If your honeymoon or travel plans go beyond this summer, go ahead with your plans. Book the places you want to go, but reserve flexible cancellation policies. If you’re still worried, get CFAR insurance. Follow your instincts.
Honestly, don’t even consider 2020 unless you already have professionals to help you get through it. We really don’t think it’s worth taking on that uncertainty and that amount of stress. If you’re ready for 2021, and particularly for the spring of 2021, you’ll definitely have to move fast. There’s the 2020 couples’ competition that’s being postponed, so we’re seeing dates and places starting to go quickly.
Your creative salespeople are eager to create and celebrate couples. Share the good news and focus on the things you can actively plan for right now: choosing the right date, hiring your creative team, daydreaming about how your story will look and feel, listening to music for your playlist, and dreaming about fun cocktails to serve.
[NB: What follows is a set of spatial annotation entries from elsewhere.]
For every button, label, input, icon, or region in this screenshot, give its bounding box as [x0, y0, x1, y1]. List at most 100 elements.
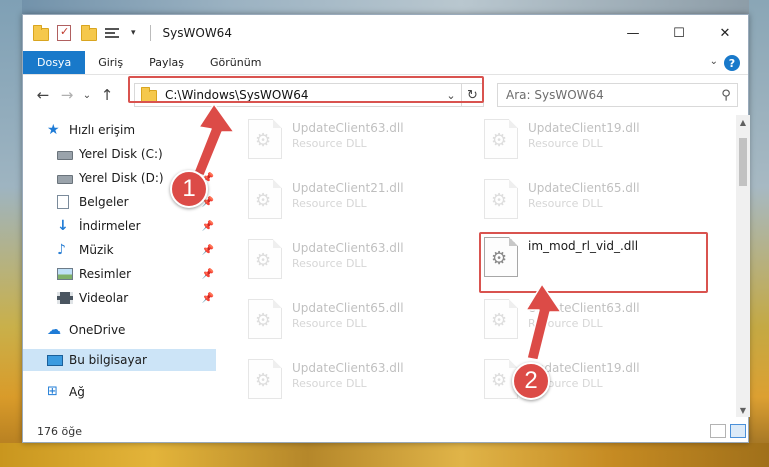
ribbon-expand-icon[interactable]: ⌄ [710, 56, 718, 67]
recent-locations-button[interactable]: ⌄ [79, 90, 95, 101]
file-item[interactable]: ⚙ UpdateClient63.dll Resource DLL [248, 359, 468, 409]
quick-access-toolbar: ▾ [33, 25, 157, 41]
step-badge-1: 1 [170, 170, 208, 208]
star-icon: ★ [47, 122, 60, 138]
network-icon: ⊞ [47, 384, 58, 399]
quick-access-dropdown-icon[interactable]: ▾ [131, 28, 136, 38]
file-type: Resource DLL [292, 197, 367, 210]
ribbon-tabs: Dosya Giriş Paylaş Görünüm ⌄ ? [23, 51, 748, 75]
sidebar-item-local-disk-c[interactable]: Yerel Disk (C:) 📌 [23, 143, 216, 165]
sidebar-item-label: Müzik [79, 243, 114, 257]
title-bar: ▾ SysWOW64 — ☐ ✕ [23, 15, 748, 51]
videos-icon [57, 292, 73, 304]
file-name: UpdateClient63.dll [292, 241, 404, 255]
pin-icon[interactable]: 📌 [202, 221, 214, 232]
file-type: Resource DLL [292, 377, 367, 390]
navigation-bar: ← → ⌄ ↑ C:\Windows\SysWOW64 ⌄ ↻ Ara: Sys… [23, 75, 748, 115]
sidebar-item-label: Yerel Disk (C:) [79, 147, 163, 161]
downloads-icon: ↓ [57, 218, 69, 234]
pin-icon[interactable]: 📌 [202, 245, 214, 256]
sidebar-item-label: Belgeler [79, 195, 129, 209]
file-item[interactable]: ⚙ UpdateClient63.dll Resource DLL [248, 239, 468, 289]
pin-icon[interactable]: 📌 [202, 293, 214, 304]
file-name: UpdateClient65.dll [292, 301, 404, 315]
refresh-button[interactable]: ↻ [461, 84, 483, 106]
maximize-button[interactable]: ☐ [656, 15, 702, 51]
dll-file-icon: ⚙ [248, 179, 282, 219]
help-icon[interactable]: ? [724, 55, 740, 71]
file-item-highlighted[interactable]: ⚙ im_mod_rl_vid_.dll [484, 237, 704, 287]
sidebar-item-music[interactable]: ♪ Müzik 📌 [23, 239, 216, 261]
file-item[interactable]: ⚙ UpdateClient63.dll Resource DLL [248, 119, 468, 169]
sidebar-item-quick-access[interactable]: ★ Hızlı erişim [23, 119, 216, 141]
address-folder-icon [141, 87, 157, 103]
file-item[interactable]: ⚙ UpdateClient19.dll Resource DLL [484, 119, 704, 169]
desktop-background-left [0, 0, 22, 467]
drive-icon [57, 175, 73, 184]
sidebar-item-label: Hızlı erişim [69, 123, 136, 137]
file-type: Resource DLL [292, 137, 367, 150]
desktop-background-bottom [0, 443, 769, 467]
sidebar-item-onedrive[interactable]: ☁ OneDrive [23, 319, 216, 341]
tab-view[interactable]: Görünüm [197, 51, 274, 74]
sidebar-item-network[interactable]: ⊞ Ağ [23, 381, 216, 403]
folder-icon[interactable] [33, 25, 49, 41]
dll-file-icon: ⚙ [248, 359, 282, 399]
sidebar-item-label: Yerel Disk (D:) [79, 171, 164, 185]
close-button[interactable]: ✕ [702, 15, 748, 51]
address-path[interactable]: C:\Windows\SysWOW64 [165, 88, 441, 102]
sidebar-item-downloads[interactable]: ↓ İndirmeler 📌 [23, 215, 216, 237]
sidebar-item-videos[interactable]: Videolar 📌 [23, 287, 216, 309]
pin-icon[interactable]: 📌 [202, 269, 214, 280]
search-input[interactable]: Ara: SysWOW64 [506, 88, 715, 102]
up-button[interactable]: ↑ [95, 86, 119, 104]
file-name: UpdateClient65.dll [528, 181, 640, 195]
scroll-thumb[interactable] [739, 138, 747, 186]
minimize-button[interactable]: — [610, 15, 656, 51]
file-item[interactable]: ⚙ UpdateClient21.dll Resource DLL [248, 179, 468, 229]
file-item[interactable]: ⚙ UpdateClient65.dll Resource DLL [248, 299, 468, 349]
tab-file[interactable]: Dosya [23, 51, 86, 74]
file-type: Resource DLL [292, 317, 367, 330]
file-item[interactable]: ⚙ UpdateClient63.dll Resource DLL [484, 299, 704, 349]
dll-file-icon: ⚙ [248, 299, 282, 339]
sidebar-item-label: Resimler [79, 267, 132, 281]
pictures-icon [57, 268, 73, 280]
sidebar-item-label: Ağ [69, 385, 85, 399]
address-bar[interactable]: C:\Windows\SysWOW64 ⌄ ↻ [134, 83, 484, 107]
file-type: Resource DLL [292, 257, 367, 270]
sidebar-item-this-pc[interactable]: Bu bilgisayar [23, 349, 216, 371]
properties-check-icon[interactable] [57, 25, 73, 41]
customize-list-icon[interactable] [105, 26, 123, 40]
forward-button[interactable]: → [55, 86, 79, 104]
new-folder-icon[interactable] [81, 25, 97, 41]
file-type: Resource DLL [528, 197, 603, 210]
dll-file-icon: ⚙ [248, 239, 282, 279]
this-pc-icon [47, 355, 63, 366]
vertical-scrollbar[interactable]: ▲ ▼ [736, 115, 750, 417]
explorer-panes: ★ Hızlı erişim Yerel Disk (C:) 📌 Yerel D… [23, 115, 750, 417]
address-dropdown-icon[interactable]: ⌄ [441, 89, 461, 102]
file-type: Resource DLL [528, 137, 603, 150]
pin-icon[interactable]: 📌 [202, 149, 214, 160]
scroll-down-icon[interactable]: ▼ [736, 403, 750, 417]
file-name: UpdateClient63.dll [528, 301, 640, 315]
search-box[interactable]: Ara: SysWOW64 ⚲ [497, 83, 738, 107]
sidebar-item-label: OneDrive [69, 323, 126, 337]
view-switcher [710, 424, 746, 438]
file-name: UpdateClient19.dll [528, 121, 640, 135]
sidebar-item-pictures[interactable]: Resimler 📌 [23, 263, 216, 285]
details-view-icon[interactable] [710, 424, 726, 438]
file-item[interactable]: ⚙ UpdateClient65.dll Resource DLL [484, 179, 704, 229]
tab-share[interactable]: Paylaş [136, 51, 197, 74]
large-icons-view-icon[interactable] [730, 424, 746, 438]
status-bar: 176 öğe [23, 419, 750, 443]
dll-file-icon: ⚙ [484, 299, 518, 339]
window-controls: — ☐ ✕ [610, 15, 748, 51]
scroll-up-icon[interactable]: ▲ [736, 115, 750, 129]
tab-home[interactable]: Giriş [85, 51, 136, 74]
window-title: SysWOW64 [162, 26, 232, 40]
search-icon[interactable]: ⚲ [715, 88, 737, 103]
back-button[interactable]: ← [31, 86, 55, 104]
sidebar-item-label: İndirmeler [79, 219, 141, 233]
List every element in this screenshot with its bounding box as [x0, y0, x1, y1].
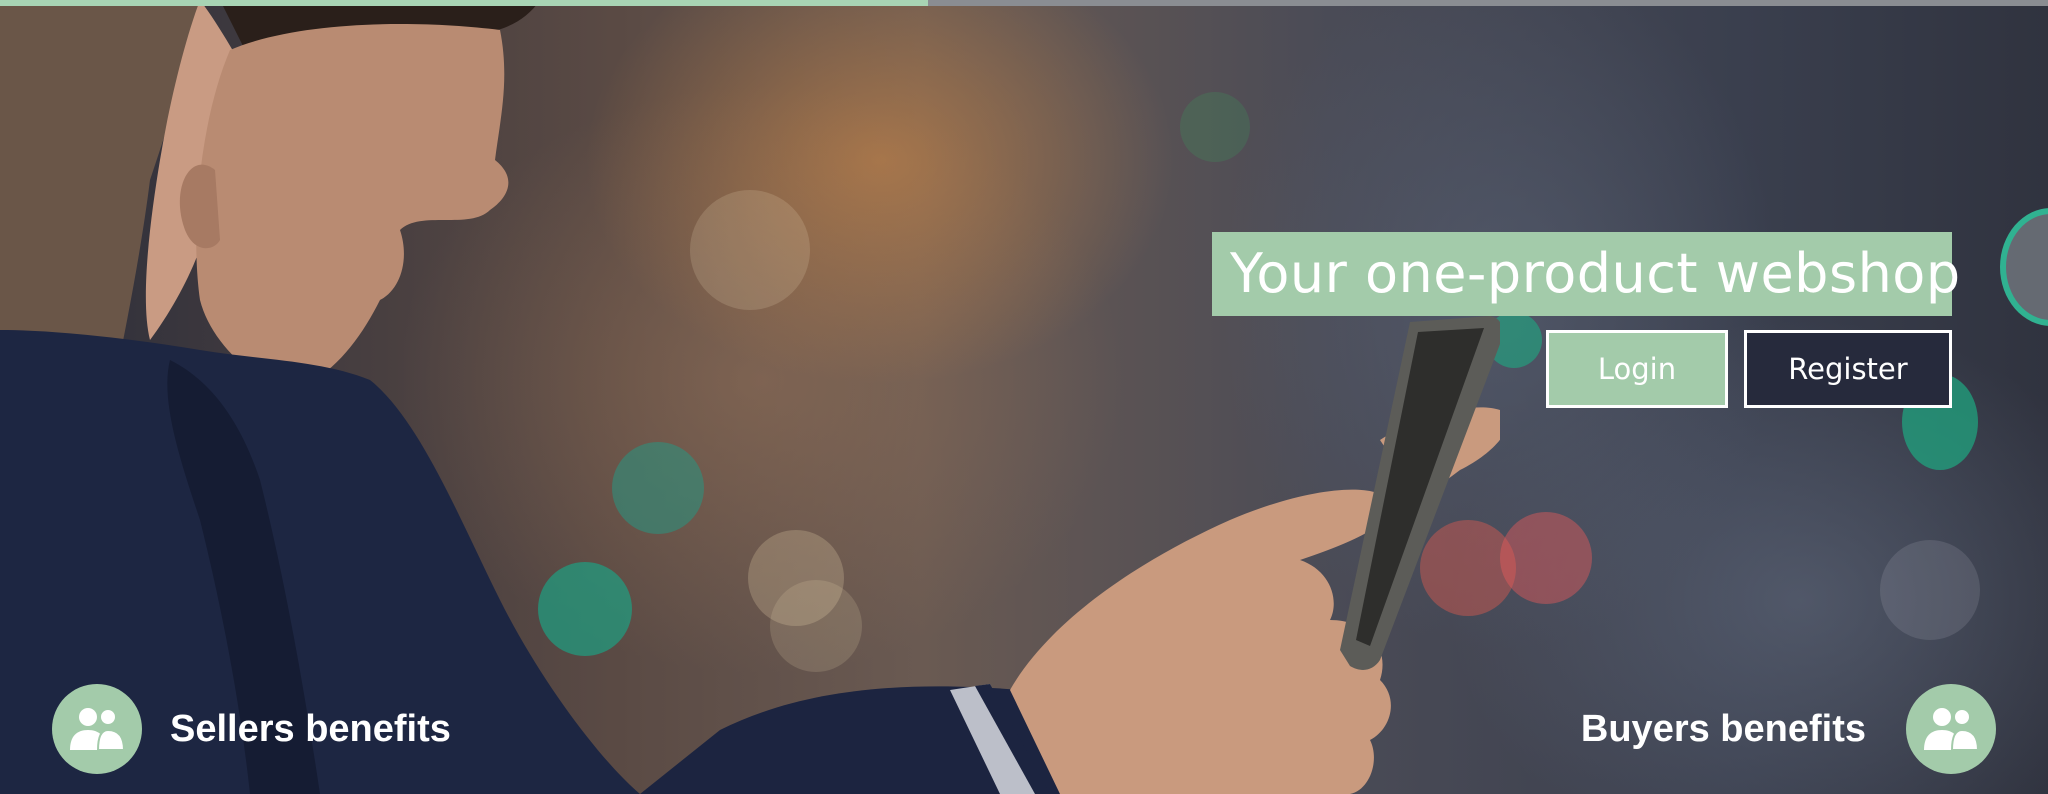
sellers-benefits-label: Sellers benefits	[170, 707, 451, 750]
bokeh-light	[1500, 512, 1592, 604]
bokeh-light	[2000, 208, 2048, 326]
sellers-benefits-link[interactable]: Sellers benefits	[52, 684, 451, 774]
progress-fill	[0, 0, 928, 6]
couple-with-phone-photo	[0, 0, 1500, 794]
buyers-benefits-label: Buyers benefits	[1580, 707, 1866, 750]
progress-track	[0, 0, 2048, 6]
hero-headline: Your one-product webshop	[1212, 232, 1960, 316]
login-button[interactable]: Login	[1546, 330, 1728, 408]
buyers-benefits-link[interactable]: Buyers benefits	[1581, 684, 1996, 774]
register-button[interactable]: Register	[1744, 330, 1952, 408]
users-icon	[52, 684, 142, 774]
hero-banner: Your one-product webshop Login Register …	[0, 0, 2048, 794]
users-icon	[1906, 684, 1996, 774]
bokeh-light	[1880, 540, 1980, 640]
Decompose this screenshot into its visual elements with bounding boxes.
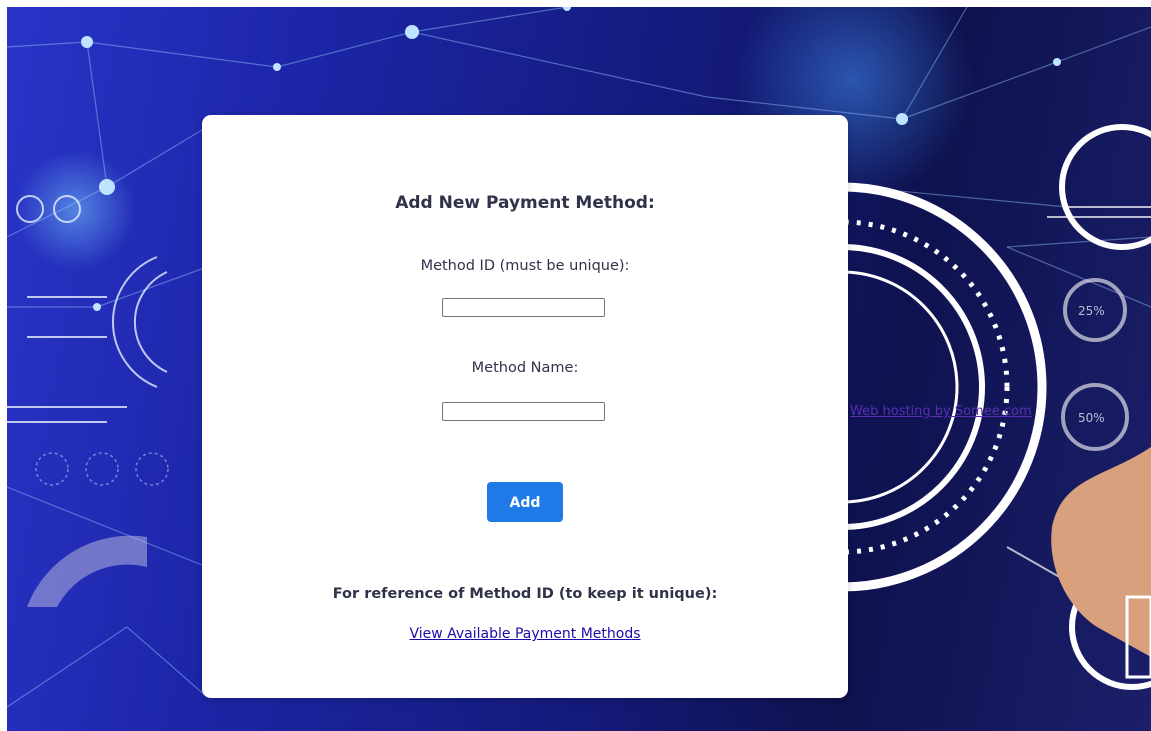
method-name-input[interactable] — [442, 402, 605, 421]
method-id-label: Method ID (must be unique): — [420, 258, 630, 274]
hosting-credit-link[interactable]: Web hosting by Somee.com — [850, 404, 1032, 419]
gauge-bottom-label: 50% — [1078, 411, 1105, 425]
view-payment-methods-link[interactable]: View Available Payment Methods — [202, 626, 848, 642]
reference-text: For reference of Method ID (to keep it u… — [332, 586, 718, 602]
method-name-label: Method Name: — [471, 360, 579, 376]
form-title: Add New Payment Method: — [395, 193, 655, 213]
add-button[interactable]: Add — [487, 482, 563, 522]
method-id-input[interactable] — [442, 298, 605, 317]
payment-method-form-card: Add New Payment Method: Method ID (must … — [202, 115, 848, 698]
gauge-top-label: 25% — [1078, 304, 1105, 318]
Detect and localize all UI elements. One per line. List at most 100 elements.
Create a Pinterest board that is more real-life oriented: One that focuses on the style of food you like, beautiful cocktails, flowers seen in nature, architecture, and landscapes. Use this real-life inspiration to develop the ideal design plan for your big day and share it with your team.
In a time of such uncertainty, it is recommended to follow the accounts (like @wedding_in_france!) for inspiration and ideas. Many planners, floral designers, clothing stores, and locals are making it a mission to share positive happiness and planning tips.
This will be a year in which flexibility is key, not only with the date and location but also with the number of guests. We will basically combine two seasons into one, and I know that all the other places and vendors will do the same, so it is very important to give yourself as many options as possible.